Monday, February 8, 2010

Watching your team lose can be a bitter pill to swallow. It's not every year your team makes it to the Super Bowl, and of course you want them to win. So when they don't, you just feel, well, blah.

That said, congratulations to the New Orleans Saints. They clearly played the better football in the second half. To paraphrase my high school assisitant principal, "You don't have to have the highest score every quarter, just the fourth quarter." Also, a rare mistake by Peyton Manning sealed the Colts' doom, I'm sure he'll be kicking himself to his dying day. But my hat's off to the Saints. Well done.

Clearly, the Saints deserved to win. And the city of New Orleans deserved a championship, especially after, well, you know.

Um, no.

For reasons I won't go into, there's no love lost between me and New Orleans. While I feel for people as individuals, I don't feel for a city government that is more willing to sweep shit under the rug than face responsibility (and I'm not necessarily talking about Katrina). Still, I've written before on the subject of Katrina, and there's not much more for me to say about it.

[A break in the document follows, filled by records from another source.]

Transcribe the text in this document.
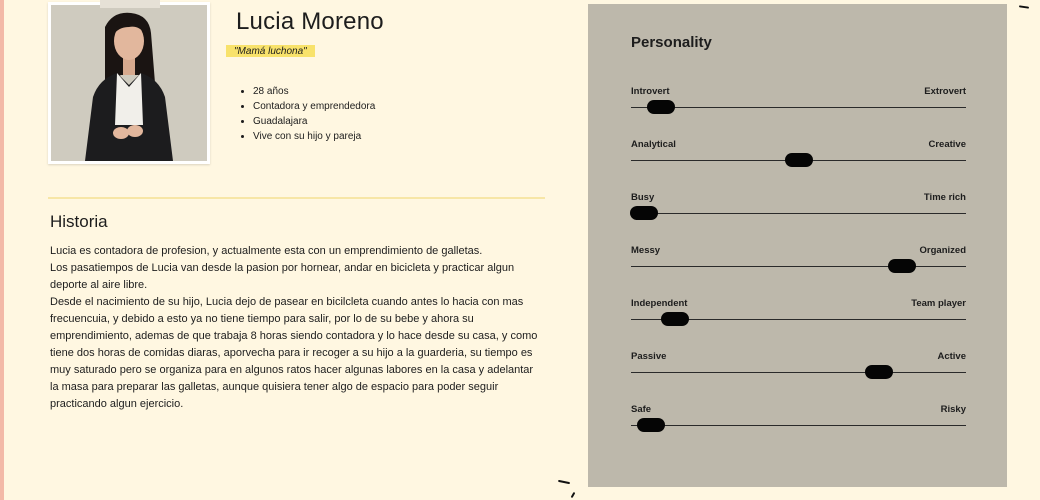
Lucia Moreno
"Mamá luchona"
• 28 años
• Contadora y emprendedora
• Guadalajara
• Vive con su hijo y pareja
Historia

Lucia es contadora de profesion, y actualmente esta con un emprendimiento de galletas.

Los pasatiempos de Lucia van desde la pasion por hornear, andar en bicicleta y practicar algun deporte al aire libre.

Desde el nacimiento de su hijo, Lucia dejo de pasear en bicilcleta cuando antes lo hacia con mas frecuencuia, y debido a esto ya no tiene tiempo para salir, por lo de su bebe y ahora su emprendimiento, ademas de que trabaja 8 horas siendo contadora y lo hace desde su casa, y como tiene dos horas de comidas diaras, aporvecha para ir recoger a su hijo a la guarderia, su tiempo es muy saturado pero se organiza para en algunos ratos hacer algunas labores en la casa y adelantar la masa para preparar las galletas, aunque quisiera tener algo de espacio para poder seguir practicando algun ejercicio.

Personality
Introvert	Extrovert
Analytical	Creative
Busy	Time rich
Messy	Organized
Independent	Team player
Passive	Active
Safe	Risky
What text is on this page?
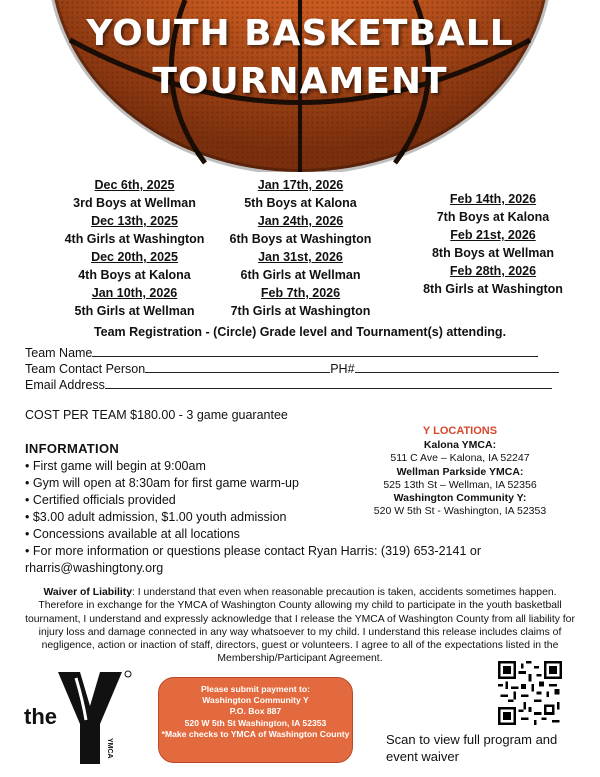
YOUTH BASKETBALL
TOURNAMENT
Dec 6th, 2025
3rd Boys at Wellman
Dec 13th, 2025
4th Girls at Washington
Dec 20th, 2025
4th Boys at Kalona
Jan 10th, 2026
5th Girls at Wellman
Jan 17th, 2026
5th Boys at Kalona
Jan 24th, 2026
6th Boys at Washington
Jan 31st, 2026
6th Girls at Wellman
Feb 7th, 2026
7th Girls at Washington
Feb 14th, 2026
7th Boys at Kalona
Feb 21st, 2026
8th Boys at Wellman
Feb 28th, 2026
8th Girls at Washington
Team Registration - (Circle) Grade level and Tournament(s) attending.
Team Name
Team Contact Person	PH#
Email Address
COST PER TEAM $180.00 - 3 game guarantee
INFORMATION
• First game will begin at 9:00am
• Gym will open at 8:30am for first game warm-up
• Certified officials provided
• $3.00 adult admission, $1.00 youth admission
• Concessions available at all locations
• For more information or questions please contact Ryan Harris: (319) 653-2141 or rharris@washingtony.org
Y LOCATIONS
Kalona YMCA:
511 C Ave – Kalona, IA 52247
Wellman Parkside YMCA:
525 13th St – Wellman, IA 52356
Washington Community Y:
520 W 5th St - Washington, IA 52353
Waiver of Liability: I understand that even when reasonable precaution is taken, accidents sometimes happen. Therefore in exchange for the YMCA of Washington County allowing my child to participate in the youth basketball tournament, I understand and expressly acknowledge that I release the YMCA of Washington County from all liability for injury loss and damage connected in any way whatsoever to my child. I understand this release includes claims of negligence, action or inaction of staff, directors, guest or volunteers. I agree to all of the expectations listed in the Membership/Participant Agreement.
the
YMCA
Please submit payment to:
Washington Community Y
P.O. Box 887
520 W 5th St Washington, IA 52353
*Make checks to YMCA of Washington County	Scan to view full program and event waiver
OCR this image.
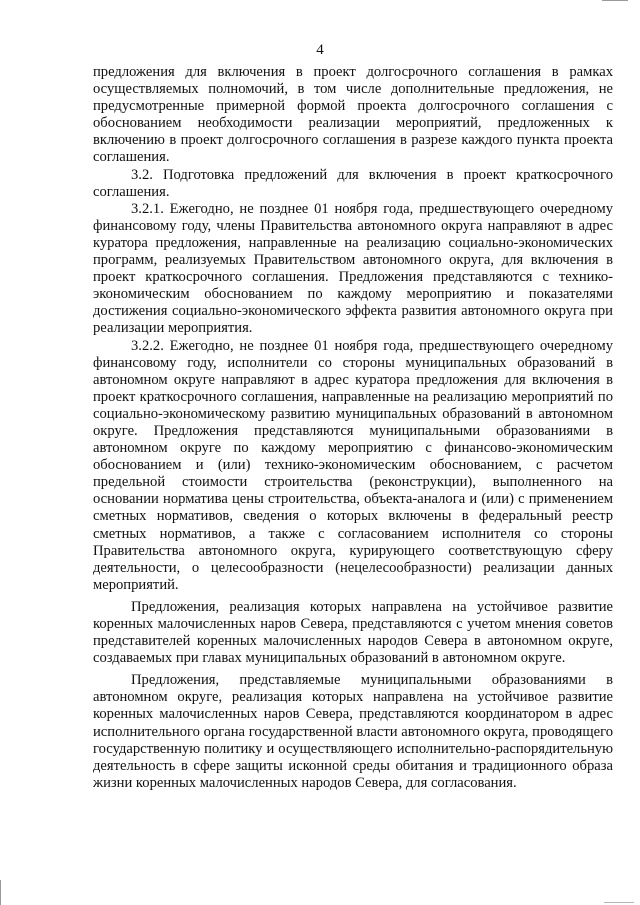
4

предложения для включения в проект долгосрочного соглашения в рамках осуществляемых полномочий, в том числе дополнительные предложения, не предусмотренные примерной формой проекта долгосрочного соглашения с обоснованием необходимости реализации мероприятий, предложенных к включению в проект долгосрочного соглашения в разрезе каждого пункта проекта соглашения.

3.2. Подготовка предложений для включения в проект краткосрочного соглашения.

3.2.1. Ежегодно, не позднее 01 ноября года, предшествующего очередному финансовому году, члены Правительства автономного округа направляют в адрес куратора предложения, направленные на реализацию социально-экономических программ, реализуемых Правительством автономного округа, для включения в проект краткосрочного соглашения. Предложения представляются с технико-экономическим обоснованием по каждому мероприятию и показателями достижения социально-экономического эффекта развития автономного округа при реализации мероприятия.

3.2.2. Ежегодно, не позднее 01 ноября года, предшествующего очередному финансовому году, исполнители со стороны муниципальных образований в автономном округе направляют в адрес куратора предложения для включения в проект краткосрочного соглашения, направленные на реализацию мероприятий по социально-экономическому развитию муниципальных образований в автономном округе. Предложения представляются муниципальными образованиями в автономном округе по каждому мероприятию с финансово-экономическим обоснованием и (или) технико-экономическим обоснованием, с расчетом предельной стоимости строительства (реконструкции), выполненного на основании норматива цены строительства, объекта-аналога и (или) с применением сметных нормативов, сведения о которых включены в федеральный реестр сметных нормативов, а также с согласованием исполнителя со стороны Правительства автономного округа, курирующего соответствующую сферу деятельности, о целесообразности (нецелесообразности) реализации данных мероприятий.

Предложения, реализация которых направлена на устойчивое развитие коренных малочисленных наров Севера, представляются с учетом мнения советов представителей коренных малочисленных народов Севера в автономном округе, создаваемых при главах муниципальных образований в автономном округе.

Предложения, представляемые муниципальными образованиями в автономном округе, реализация которых направлена на устойчивое развитие коренных малочисленных наров Севера, представляются координатором в адрес исполнительного органа государственной власти автономного округа, проводящего государственную политику и осуществляющего исполнительно-распорядительную деятельность в сфере защиты исконной среды обитания и традиционного образа жизни коренных малочисленных народов Севера, для согласования.
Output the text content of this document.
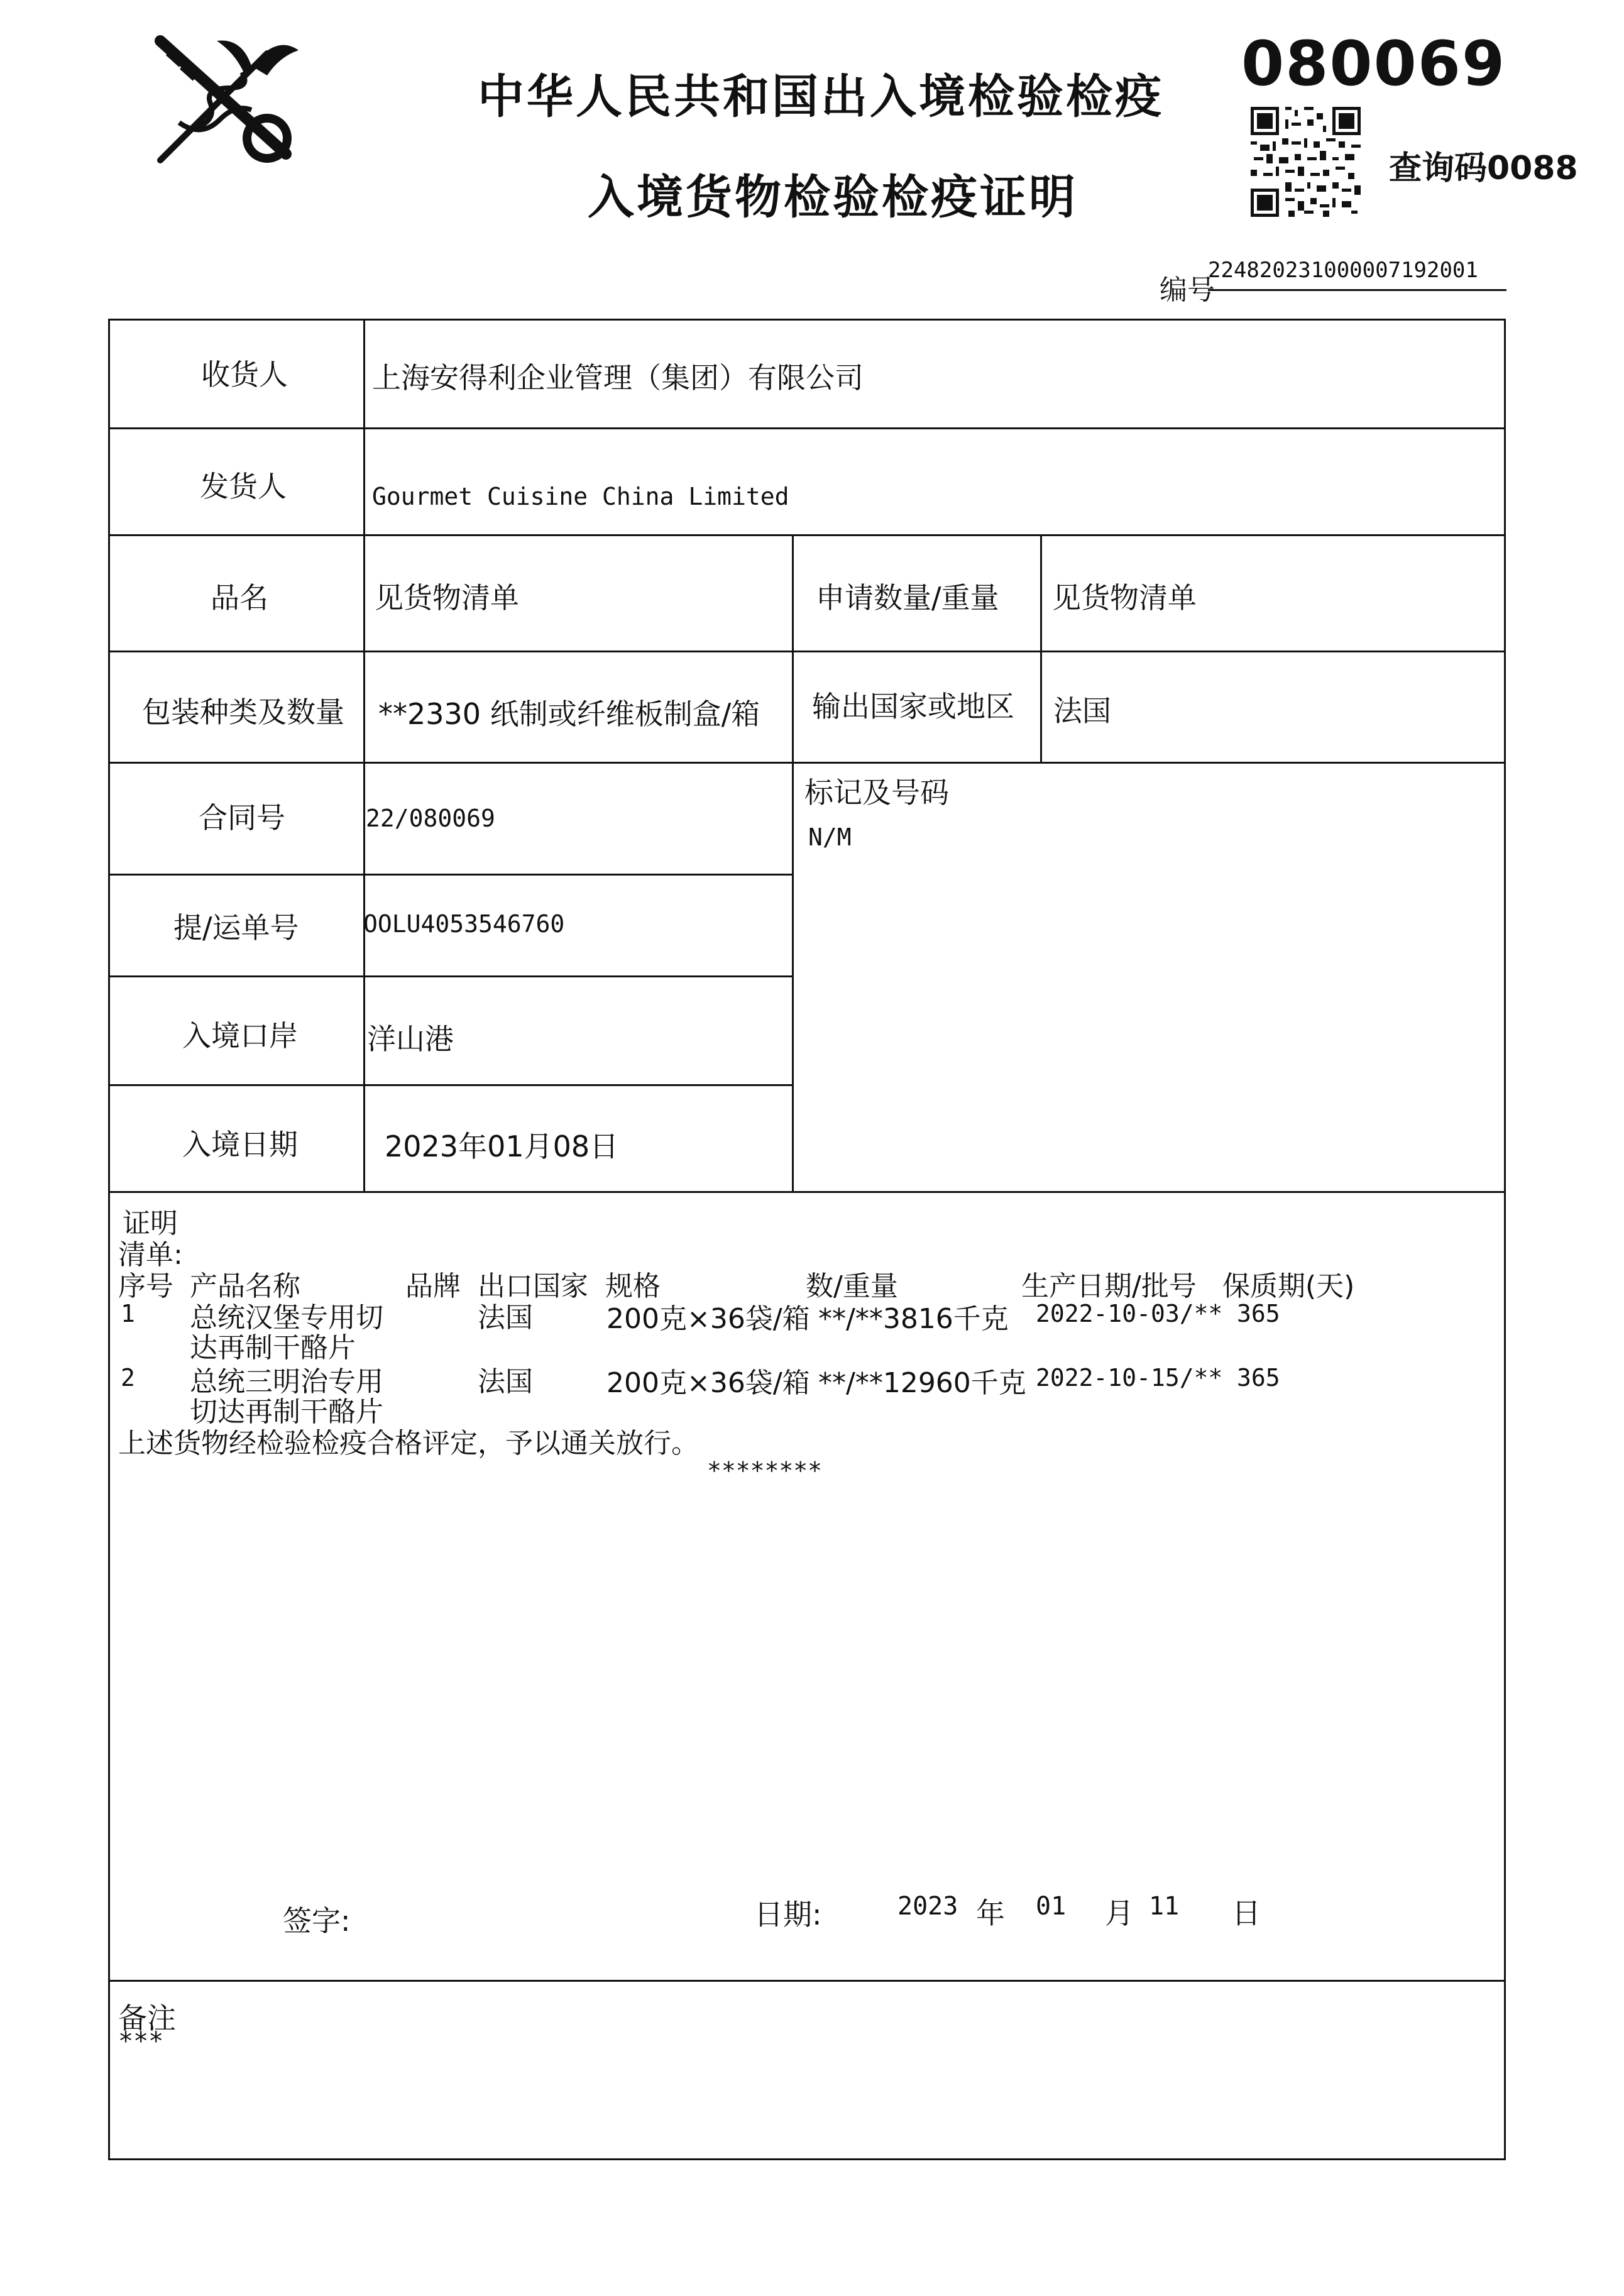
中华人民共和国出入境检验检疫
入境货物检验检疫证明
080069
查询码0088
编号
224820231000007192001
收货人	上海安得利企业管理（集团）有限公司
发货人	Gourmet Cuisine China Limited
品名	见货物清单	申请数量/重量 见货物清单
包装种类及数量 **2330 纸制或纤维板制盒/箱 输出国家或地区 法国
合同号	22/080069
标记及号码
N/M
提/运单号	OOLU4053546760
入境口岸 洋山港
入境日期	2023年01月08日
证明
清单:
序号 产品名称	品牌 出口国家 规格	数/重量	生产日期/批号 保质期(天)
1 总统汉堡专用切
达再制干酪片
法国	200克×36袋/箱 **/**3816千克 2022-10-03/** 365
2 总统三明治专用
切达再制干酪片
法国	200克×36袋/箱 **/**12960千克 2022-10-15/** 365
上述货物经检验检疫合格评定，予以通关放行。
********
签字:	日期:	2023 年 01 月 11 日
备注
***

However. Too many talking heads in the weeks leading up to the Super Bowl talked incessantly about how "New Orleans (the city) deserves to win" in order "to heal" and "return to normalcy." I respectfully disagree. A city does not deserve a championship. A team, if they've worked for it and earned it, absolutely, but not the city itself. If a city wants their team to bring home the championship, then they should support them the best they can. But to say the city deserves it because of past misfortune just disgusts me. So tell me, how does this championship house those still homeless and displaced? Clothe those with nothing left, or feed those still going hungry?

The same crap was shopped regarding the New York Yankees and New England Patriots after 9/11. A tragedy, to be sure, and a win definitely makes you feel good in times of adversity, but to say you deserve it simply because of adversity it is, frankly, offensive.

So to Drew Brees, Sean Payton and the Saints organization: congratulations. You, the team, earned it.